Each of A,B and C is a positive integer such that each of the expressions A*B+A+B, B*C+B+C, C*A+C+A, A*B+C and A*C+B is a perfect square.
(I) Find the smallest value of A+B+C.
(II) Does there exist an infinity of triplets (A,B,C) satisfying the given conditions?
Give reasons for your answer.
To start I rearranged the first three expressions as:
(A+1)*(B+1) = X^2+1
(A+1)*(C+1) = Y^2+1
(B+1)*(C+1) = Z^2+1
Let P = (A+1)*(B+1)*(C+1). Then solving for A, B and C:
A = sqrt[P]/(Z^2+1) - 1
B = sqrt[P]/(Y^2+1) - 1
C = sqrt[P]/(X^2+1) - 1
Then I sifted through numbers of the form x^2+1 until I got P to be a square. The smallest nontrivial case came from X=3, Y=5, Z=8. This yielded A=1, B=4, C=12. A*B+C = 4^2, A*C+B = 4^2 and B*C+A = 7^2. Then A+B+C = 17.

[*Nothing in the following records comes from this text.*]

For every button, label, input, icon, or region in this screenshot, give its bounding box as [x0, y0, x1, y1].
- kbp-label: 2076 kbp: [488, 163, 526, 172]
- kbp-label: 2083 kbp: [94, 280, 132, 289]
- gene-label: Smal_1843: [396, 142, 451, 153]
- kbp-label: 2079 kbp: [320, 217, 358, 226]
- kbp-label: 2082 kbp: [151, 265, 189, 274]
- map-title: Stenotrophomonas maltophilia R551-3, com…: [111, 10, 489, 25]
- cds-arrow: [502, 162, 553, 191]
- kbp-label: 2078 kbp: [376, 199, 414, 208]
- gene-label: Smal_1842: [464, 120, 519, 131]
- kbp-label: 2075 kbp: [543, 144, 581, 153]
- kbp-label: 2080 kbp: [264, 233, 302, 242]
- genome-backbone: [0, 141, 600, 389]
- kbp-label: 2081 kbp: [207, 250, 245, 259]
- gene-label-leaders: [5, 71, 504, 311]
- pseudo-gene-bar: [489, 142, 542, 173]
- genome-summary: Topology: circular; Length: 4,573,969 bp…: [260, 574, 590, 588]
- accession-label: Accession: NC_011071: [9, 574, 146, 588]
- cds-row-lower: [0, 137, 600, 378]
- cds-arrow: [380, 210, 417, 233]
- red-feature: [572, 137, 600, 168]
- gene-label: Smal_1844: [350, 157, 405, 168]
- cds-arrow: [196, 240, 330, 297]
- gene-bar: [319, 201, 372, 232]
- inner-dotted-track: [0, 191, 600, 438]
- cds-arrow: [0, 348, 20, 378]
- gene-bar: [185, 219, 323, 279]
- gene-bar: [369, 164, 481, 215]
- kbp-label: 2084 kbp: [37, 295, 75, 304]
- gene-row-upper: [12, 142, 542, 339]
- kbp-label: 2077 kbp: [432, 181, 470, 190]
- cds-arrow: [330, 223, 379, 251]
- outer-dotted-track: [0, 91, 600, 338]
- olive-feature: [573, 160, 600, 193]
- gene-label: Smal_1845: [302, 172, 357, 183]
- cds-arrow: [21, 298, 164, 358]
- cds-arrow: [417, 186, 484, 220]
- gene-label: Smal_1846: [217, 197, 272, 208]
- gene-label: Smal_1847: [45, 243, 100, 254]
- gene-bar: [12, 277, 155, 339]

The next set I found came from X=8, Y=13, Z=21 yielding A=4, B=12, C=33. Then A*B+C = 9^2, A*C+B = 12^2, and B*C+A = 20^2. Then A+B+C = 49.
My conjecture is that alternating triplets from the Fibonacci sequence always produce {X, Y, Z} such that the triplet {A, B, C} are solutions to the problem.
Trying the next such triplet {X, Y, Z} = {21, 34, 55}.
Then {A, B, C} = {12, 33, 88}. Then A*B+C = 22^2, A*C+B = 33^2, and B*C+A = 54^2.